El recién nacido, una vez bajo la protección de decenas de pares de ojos enormes y brillantes y de las ramas de los árboles, fue desenvuelto, cuidadosamente examinado y adoptado bajo un nombre en virtud del color de su piel. Le llamaron Ceniza Merodeadora.

A la salida del segundo sol, el portón de la torre se abrió emitiendo un estridente chirrido y las voces oscas y las desagradables risas de los dos carceleros inundaron la aparente paz que había estado reinando en el interior durante las horas anteriores.
Cruzaron los corredores camino a una de las celdas donde un prisionero aguardaba ser llevado a la plaza de ejecuciones, pero en mitad de sus bromas en las que describían entre risotadas cómo la sangre había salpicado el palco, o como unas doncellas se habían desmayado en la anterior mañana, uno de ellos se desvió del camino para acercarse a la celda de la pescadera preñada.

— No hay tiempo — masculló su compañero sin mirarle, arrugando la cara en un gesto de asco.

— ¡No es más que un momento! — aseguró mientras se acercaba a los barrotes —. Tan sólo quiero darle los buenos días a mi princesa de tripas de pescado.

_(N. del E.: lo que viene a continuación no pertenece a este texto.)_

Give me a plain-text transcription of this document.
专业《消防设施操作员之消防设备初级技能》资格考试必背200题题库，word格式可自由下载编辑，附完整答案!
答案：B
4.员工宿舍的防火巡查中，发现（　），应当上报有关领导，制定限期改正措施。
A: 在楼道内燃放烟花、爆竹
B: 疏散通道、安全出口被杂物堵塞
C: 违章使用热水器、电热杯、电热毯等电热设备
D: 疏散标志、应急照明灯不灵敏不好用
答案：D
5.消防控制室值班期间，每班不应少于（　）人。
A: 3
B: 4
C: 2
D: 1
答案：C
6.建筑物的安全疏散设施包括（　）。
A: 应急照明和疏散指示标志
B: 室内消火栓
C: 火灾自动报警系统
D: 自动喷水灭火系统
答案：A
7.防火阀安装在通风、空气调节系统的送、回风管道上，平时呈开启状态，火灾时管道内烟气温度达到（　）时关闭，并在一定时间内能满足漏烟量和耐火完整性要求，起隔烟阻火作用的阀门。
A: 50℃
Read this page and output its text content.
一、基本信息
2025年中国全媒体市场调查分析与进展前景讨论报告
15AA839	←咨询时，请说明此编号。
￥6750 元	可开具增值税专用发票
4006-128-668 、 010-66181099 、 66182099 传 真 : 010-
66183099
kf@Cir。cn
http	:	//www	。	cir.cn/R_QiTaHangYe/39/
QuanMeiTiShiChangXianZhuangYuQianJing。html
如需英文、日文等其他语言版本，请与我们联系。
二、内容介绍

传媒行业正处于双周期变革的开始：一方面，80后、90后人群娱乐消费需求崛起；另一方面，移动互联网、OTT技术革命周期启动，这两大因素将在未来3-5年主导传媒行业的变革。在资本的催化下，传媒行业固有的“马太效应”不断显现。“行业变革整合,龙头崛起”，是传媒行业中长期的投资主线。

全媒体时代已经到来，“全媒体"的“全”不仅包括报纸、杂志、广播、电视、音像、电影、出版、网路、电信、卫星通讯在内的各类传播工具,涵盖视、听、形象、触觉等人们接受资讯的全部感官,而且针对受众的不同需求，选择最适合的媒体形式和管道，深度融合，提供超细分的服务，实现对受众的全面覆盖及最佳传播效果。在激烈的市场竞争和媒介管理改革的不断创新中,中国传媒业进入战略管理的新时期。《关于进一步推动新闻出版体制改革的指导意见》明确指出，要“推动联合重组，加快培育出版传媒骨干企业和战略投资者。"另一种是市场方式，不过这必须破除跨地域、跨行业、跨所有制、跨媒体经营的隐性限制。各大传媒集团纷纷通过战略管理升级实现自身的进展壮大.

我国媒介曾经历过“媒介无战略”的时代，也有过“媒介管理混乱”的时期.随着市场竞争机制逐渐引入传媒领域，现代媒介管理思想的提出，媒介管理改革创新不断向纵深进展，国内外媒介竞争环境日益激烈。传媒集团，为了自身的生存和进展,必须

Al acercarse, al no ver bien, se quedó un instante en silencio sin comprender lo que ocurría. El otro carcelero chasqueó la lengua incordiado y se puso a su lado, levantando el candil de aceite que llevaba para iluminar el interior de la celda. En cuanto la luz dorada alumbró la piedra y el cuerpo, uno de ellos maldijo y otro escupió al interior del cubículo.

— Puerca maldita... — dijo el primero levantando un poco más el candil, tratando de iluminar las esquinas de la celda. El otro se inclinó hacia delante para poder ver a la mujer más claramente.

— Se ha rajado la garganta con un trozo de piedra — declaró repugnado al percibir sobre su piel blanquecina un corte brutal, profundo e irregular.


— Después de haber parido y haberse comido a su propio hijo — sentenció el otro.